L’insulte!

Comme la plupart d’entre vous, je me suis confortablement installé dans mon fauteuil, lundi soir dernier, pour suivre ce qui s’annonçait déjà comme une soirée électorale excitante. D’entrée de jeu, le Téléjournal Acadie nous annonce avec éclat que Radio-Canada débutera sa programmation une demi-heure avant la fermeture des bureaux de scrutin, laissant ainsi aux auditeurs des Maritimes près de deux heures de diffusion avant que les résultats du centre du pays ne viennent en quelque sorte finir notre soirée.

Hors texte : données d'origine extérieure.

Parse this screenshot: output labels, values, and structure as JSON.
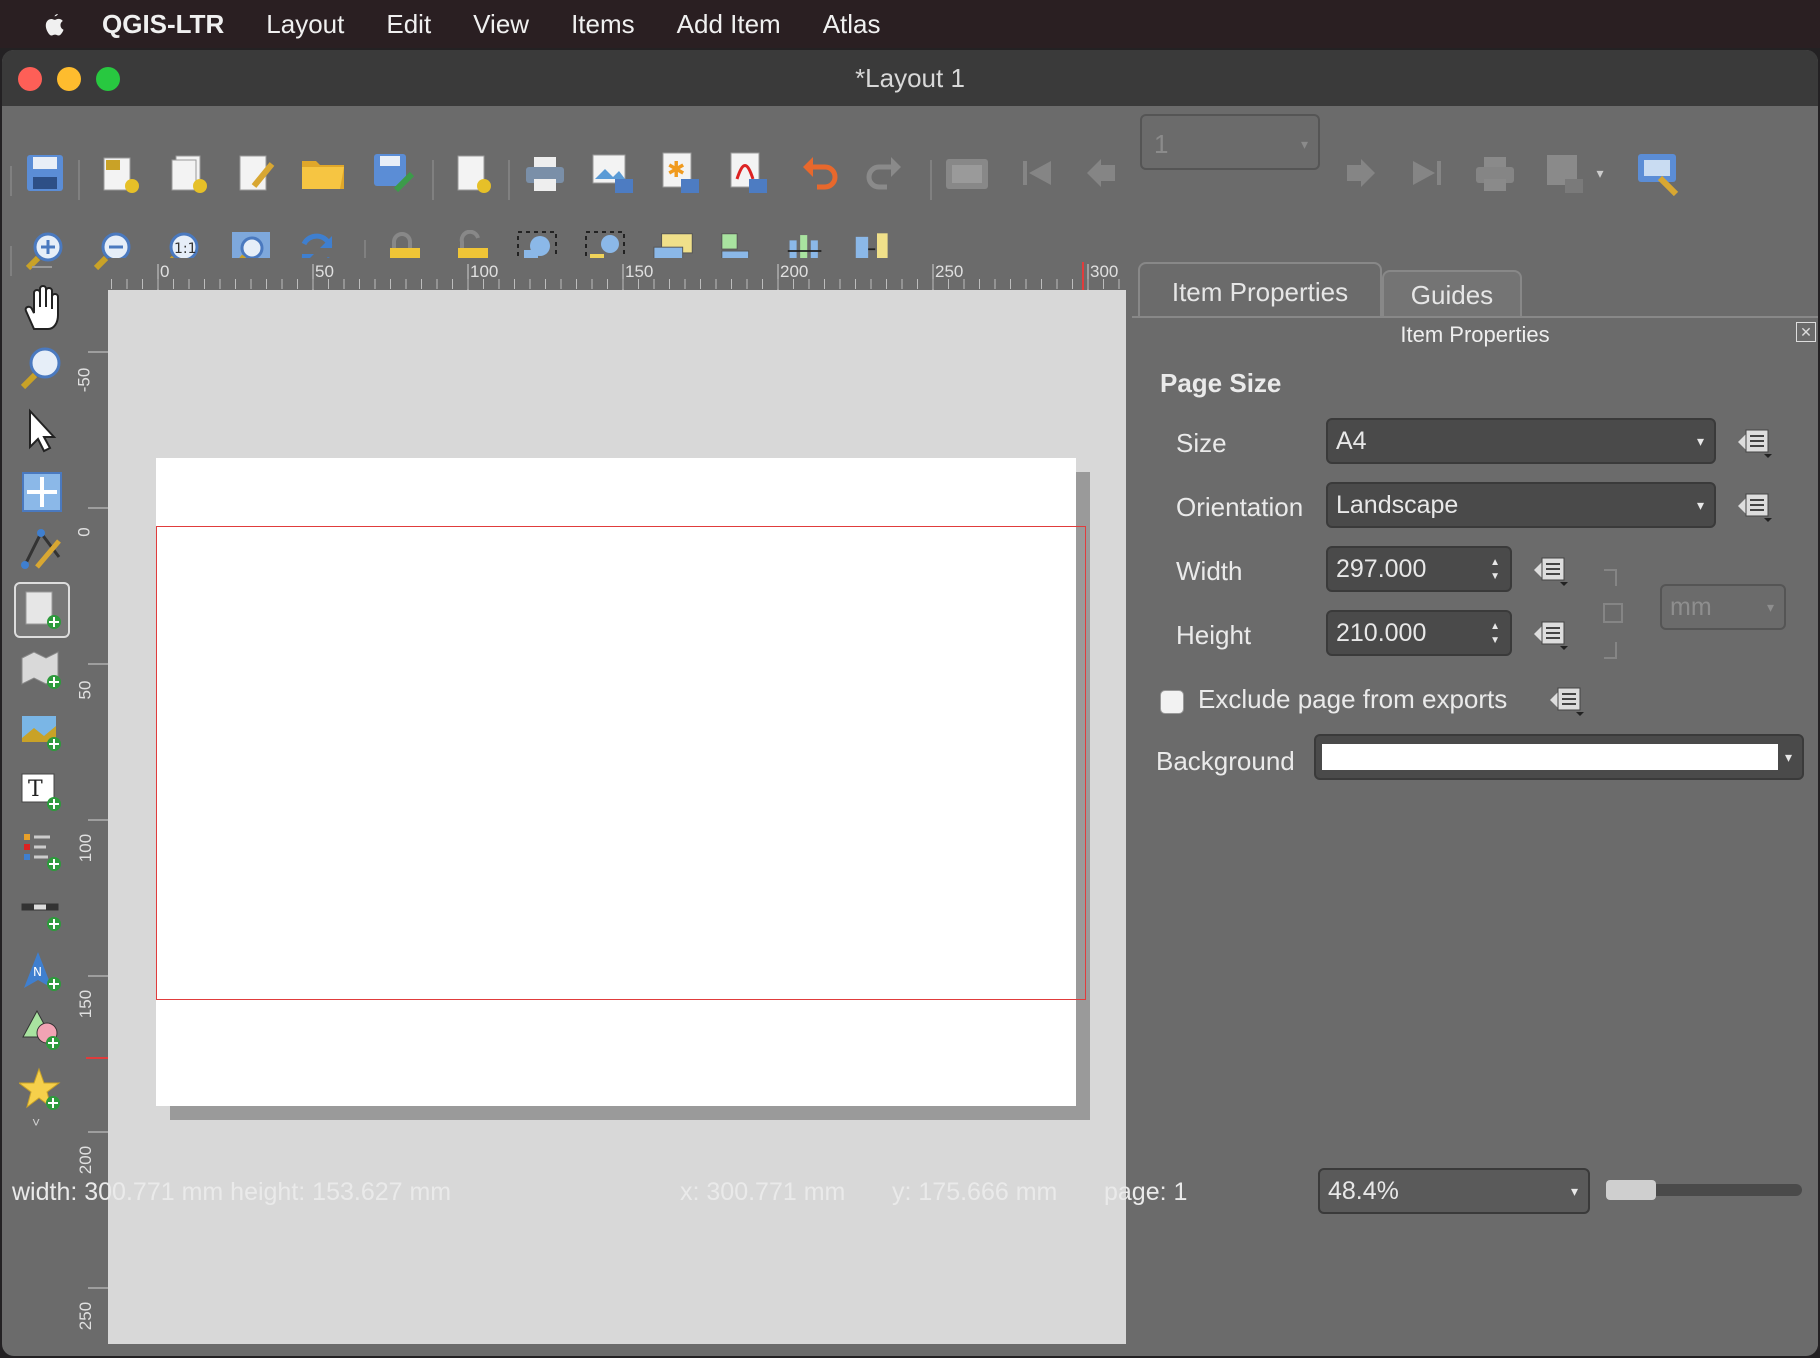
{
  "menubar": {
    "app": "QGIS-LTR",
    "items": [
      "Layout",
      "Edit",
      "View",
      "Items",
      "Add Item",
      "Atlas"
    ]
  },
  "window": {
    "title": "*Layout 1"
  },
  "toolbar": {
    "page_number": "1"
  },
  "rulers": {
    "horizontal": [
      "0",
      "50",
      "100",
      "150",
      "200",
      "250",
      "300"
    ],
    "vertical": [
      "-50",
      "0",
      "50",
      "100",
      "150",
      "200",
      "250"
    ]
  },
  "panel": {
    "tabs": [
      "Item Properties",
      "Guides"
    ],
    "header": "Item Properties",
    "section": "Page Size",
    "size_label": "Size",
    "size_value": "A4",
    "orientation_label": "Orientation",
    "orientation_value": "Landscape",
    "width_label": "Width",
    "width_value": "297.000",
    "height_label": "Height",
    "height_value": "210.000",
    "unit": "mm",
    "exclude_label": "Exclude page from exports",
    "exclude_checked": false,
    "background_label": "Background",
    "background_color": "#ffffff"
  },
  "status": {
    "dimensions": "width: 300.771 mm height: 153.627 mm",
    "x": "x: 300.771 mm",
    "y": "y: 175.666 mm",
    "page": "page: 1",
    "zoom": "48.4%"
  },
  "colors": {
    "selection": "#e03c3c",
    "accent_close": "#fe5f57",
    "accent_min": "#febc2e",
    "accent_max": "#28c840"
  }
}
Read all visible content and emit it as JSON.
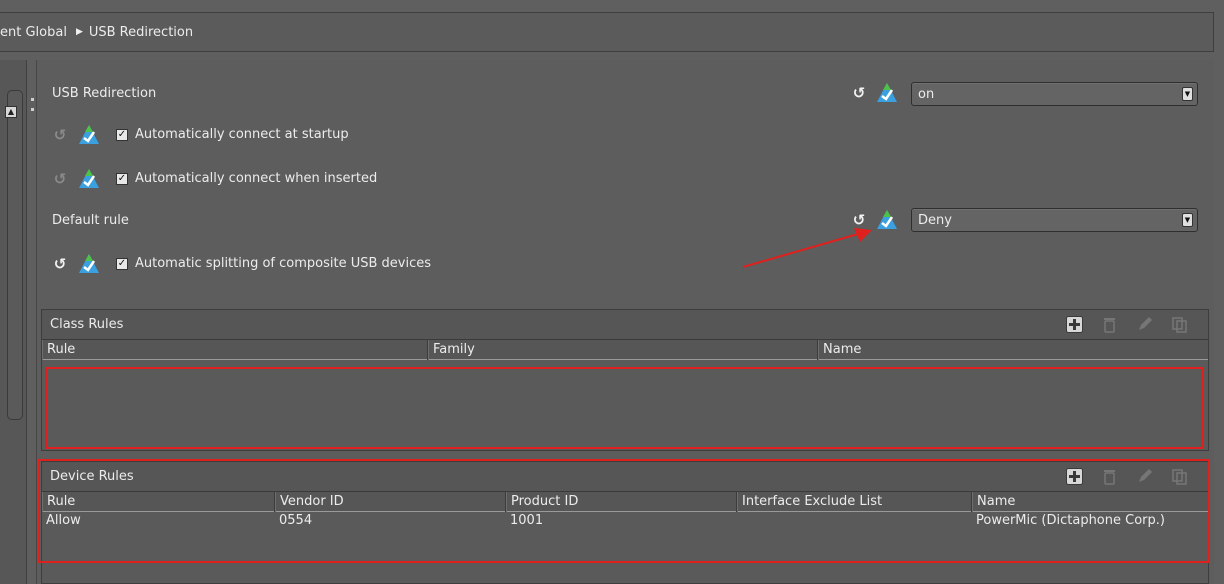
{
  "breadcrumb": {
    "parent": "ent Global",
    "current": "USB Redirection"
  },
  "settings": {
    "usb_redirection": {
      "label": "USB Redirection",
      "value": "on"
    },
    "auto_connect_startup": {
      "label": "Automatically connect at startup",
      "checked": true
    },
    "auto_connect_inserted": {
      "label": "Automatically connect when inserted",
      "checked": true
    },
    "default_rule": {
      "label": "Default rule",
      "value": "Deny"
    },
    "auto_split_composite": {
      "label": "Automatic splitting of composite USB devices",
      "checked": true
    }
  },
  "class_rules": {
    "title": "Class Rules",
    "columns": [
      "Rule",
      "Family",
      "Name"
    ],
    "rows": []
  },
  "device_rules": {
    "title": "Device Rules",
    "columns": [
      "Rule",
      "Vendor ID",
      "Product ID",
      "Interface Exclude List",
      "Name"
    ],
    "rows": [
      [
        "Allow",
        "0554",
        "1001",
        "",
        "PowerMic (Dictaphone Corp.)"
      ]
    ]
  },
  "icons": {
    "reset": "reset-icon",
    "inherit": "inherit-arrow-icon",
    "add": "add-icon",
    "delete": "trash-icon",
    "edit": "pencil-icon",
    "copy": "copy-icon"
  },
  "colors": {
    "highlight_annotation": "#e0201c",
    "panel_bg": "#5f5f5f",
    "inherit_icon_blue": "#3aa0e0",
    "inherit_icon_green": "#4cc24a"
  }
}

Grave erreur, car dès la première minute de diffusion, la dizaine de commentateurs, animateurs et experts sur le plateau montrent leurs vraies couleurs. D’abord ils sont tous du Québec, et sans exception, ils n’ont rien à foutre de l’élection dans les Provinces atlantiques. Sauf une ou deux interventions de correspondants régionaux, la couverture prendra une teinte fleurdelisée dans ce temps d’antenne qui aurait dû nous appartenir.

Michael Fortier, cet ancien ministre conservateur, ne peut cacher son dégoût pour Maxime Bernier et en appelle à sa défaite à toutes ses interventions. Gilles Duceppe trahit mal sa nervosité devant la candidature de son fils dans le comté de Lac-Saint-Jean. À l’annonce de son élection, on arrête tout pour diffuser en direct une conversation entre les Duceppe père et fils, qui s’échangent des «je t’aime» à la volée! Je me suis alors pris à rêver de dire publiquement à mon frère Daniel que je l’aime après sa décevante troisième position dans Acadie-Bathurst. Si j’avais voulu entendre des déclarations d’amour, c’est au canal V que je me serais rendu pour écouter Occupation double.

Pendant ce temps pas un mot sur le fait que le seul député conservateur de la Nouvelle-Écosse est Acadien, pas une mention que la moitié des candidats élus au Nouveau-Brunswick sont également francophones. Information non négligeable également, que de constater que sur les 25 députés des Provinces maritimes, sept sont des Acadiens. Aucun d’entre eux, sauf la ministre Petitpas, n’est interviewé pendant cette soirée.

L’élection historique d’une députée du Parti vert à Fredericton passe comme de l’eau sur le dos d’un canard. Cette nouvelle députée, dont le français pourrait même surprendre Denise Bombardier, aurait mérité une entrevue, je pense.

Bien non, nos commentateurs sont préoccupés par la débandade libérale qui n’a pas eu lieu ainsi que par le train bloquiste et son chef. En dehors de ce paradigme, aucun intérêt. En dépit de ce que l’on a entendu cette soirée-là, il faut rappeler que le Québec a fait élire plus de députés libéraux que les bloquistes et qu’à peine un tiers des votes sont allés à ceux-ci.

Comble de l’outrage, c’est quand le chef du Bloc, Yves-François Blanchet, a fait une déclaration encore plus solennelle que l’appel du 18 juin 1940 de Charles de Gaulle. Il aurait au moins pu nous dire qu’il ne détient même pas la balance du pouvoir et qu’il s’agit de la troisième pire performance de l’histoire de son parti.

Encore une fois, c’est une gifle au visage que nous avons reçue de Radio-Canada. Et j’oubliais, tant qu’à faire le ménage, s’il vous plaît débarrassez-nous des Ex sur RDI. On n’en peut plus!